Mila MüllerSteuerstreit zwischen SPD und Grünen eskaliert: Wer profitiert wirklich?
Ein Streit über Steuerentlastungen ist zwischen der SPD und den Grünen ausgebrochen. SPD-Chefin Bärbel Bas schlug in einem TV-Auftritt eine jährliche Steuerentlastung von mindestens 500 Euro für Steuerzahler vor. Der stellvertretende Grünen-Vorsitzende Andreas Audretsch hat den Plan nun scharf als unklar und ungerecht kritisiert.

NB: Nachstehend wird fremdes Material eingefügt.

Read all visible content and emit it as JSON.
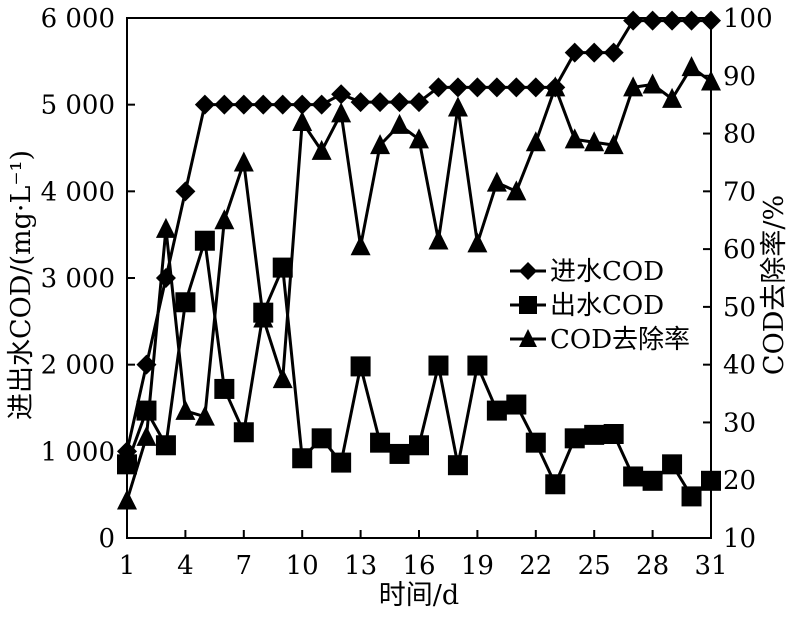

Bas hatte ihre Steuerentlastungspläne erstmals am Sonntagabend in der Sendung Miosga vorgestellt. Sie argumentierte, es seien strukturelle Veränderungen nötig, und die Superreichen müssten stärker zur Kasse gebeten werden. Ihr Vorschlag umfasste eine Mindestentlastung von 500 Euro pro Jahr für Steuerzahler.
Audretsch konterte, die Vorgehensweise der Regierung sei chaotisch. Die von der SPD versprochenen Steuerentlastungen in Höhe von zehntausenden Millionen Euro hätten keine klare Finanzierungsstrategie, so der Vorwurf. Stattdessen belaste die Bundesregierung einkommensschwache Haushalte mit harten Kürzungen.
Der stellvertretende Grünen-Chef betonte zudem, Steuerentlastungen müssten sich auf Gering- und Mittelverdiener konzentrieren. Er schlug vor, die Sozialabgaben zu senken, statt pauschale Steuersenkungen anzubieten. Audretsch bestand darauf, dass Wohlhabende zunächst ihren fairen Beitrag leisten müssten, bevor flächendeckende Entlastungen in Betracht kämen.
Der Konflikt offenbart tiefe Gräben in der Steuerpolitik zwischen den Koalitionspartnern. Bas’ Vorschlag bleibt umstritten, eine schnelle Einigung ist nicht in Sicht. Die Debatte wird voraussichtlich anhalten, da beide Seiten auf ihren Vorstellungen zur Steuerreform beharren.